Without naming Banerjee, Adhikari, who is standing against her in Nandigram, said those who had forgotten Nandigram were now coming to seek votes.

Also read: Nandigram: A close-to-heart, layered battle for Mamata, Suvendu

“Fourteen people were martyred in police firing in 2007. I have been coming here every year since 2008 to pay tribute to the sacrifices made by the people of Nandigram.

“Whether it is an election season or not, it hardly matters to me, unlike the opportunists who are now coming to this place,” Adhikari said.

“It is ironic that those who have given promotions to police officers responsible for the Nandigram massacre are now celebrating Nandigram Divas. The TMC has also inducted some of these police officers into their party after their retirement. Don’t cast a single vote in their favour who have betrayed and insulted you all.”

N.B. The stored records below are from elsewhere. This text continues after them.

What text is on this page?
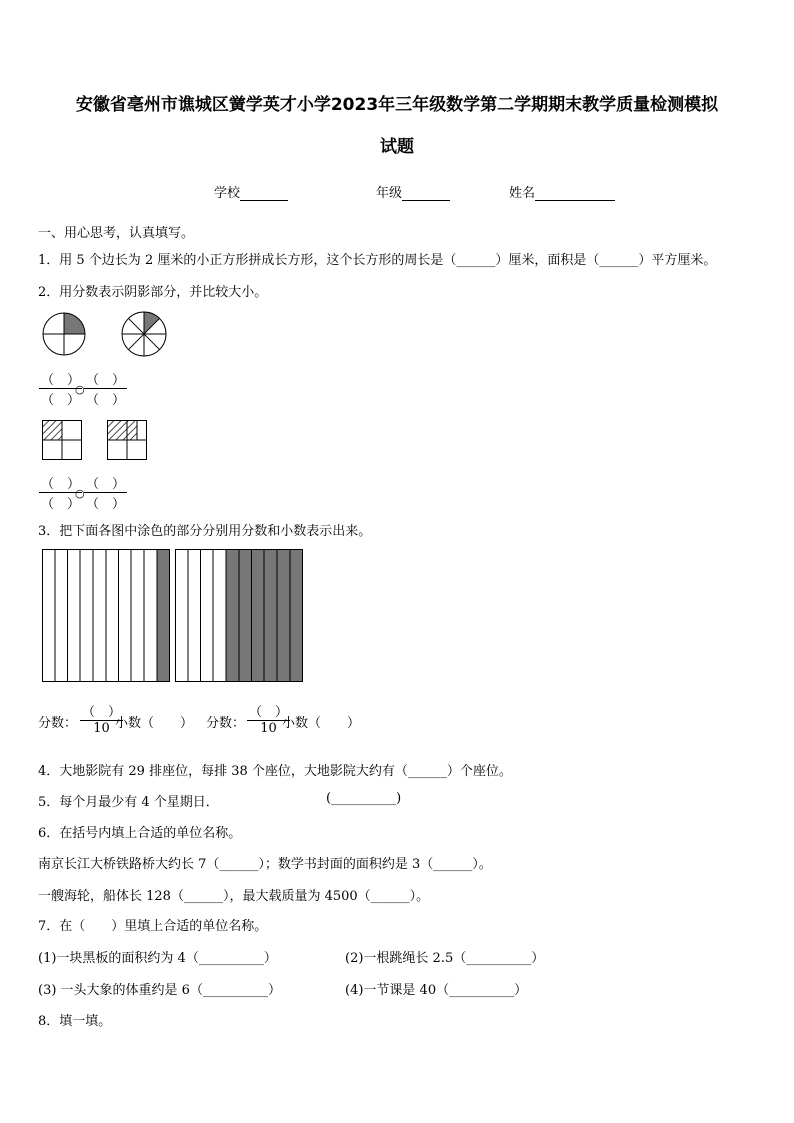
安徽省亳州市谯城区黉学英才小学2023年三年级数学第二学期期末教学质量检测模拟
试题
学校	年级	姓名
一、用心思考，认真填写。
1．用 5 个边长为 2 厘米的小正方形拼成长方形，这个长方形的周长是（______）厘米，面积是（______）平方厘米。
2．用分数表示阴影部分，并比较大小。
（　）
（　）
○
（　）
（　）
（　）
（　）
○
（　）
（　）
3．把下面各图中涂色的部分分别用分数和小数表示出来。
分数：
（　）
10 小数（　　） 分数：
（　）
10 小数（　　）
4．大地影院有 29 排座位，每排 38 个座位，大地影院大约有（______）个座位。
5．每个月最少有 4 个星期日．	(__________)
6．在括号内填上合适的单位名称。
南京长江大桥铁路桥大约长 7（______）；数学书封面的面积约是 3（______）。
一艘海轮，船体长 128（______），最大载质量为 4500（______）。
7．在（　　）里填上合适的单位名称。
(1)一块黑板的面积约为 4（__________）	(2)一根跳绳长 2.5（__________）
(3) 一头大象的体重约是 6（__________）	(4)一节课是 40（__________）
8．填一填。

Adhikari laudedi the BJP’s role in the Nandigram movement. “The Nandigram movement would have never gained national importance had the BJP not raised it in the Parliament,” he said. “The TMC managed to enter Nandigram during those days because the then leader of opposition in Lok Sabha, Lal Krishna Advani, first entered the area after breaking through the barricades erected by the [ruling] CPI (M),” he said.

“Some people may be ungrateful but I am not,” Adhikari, who joined the BJP in December last year, said.

Bengal will vote in eight rounds starting March 27 and the results will be declared on May 2.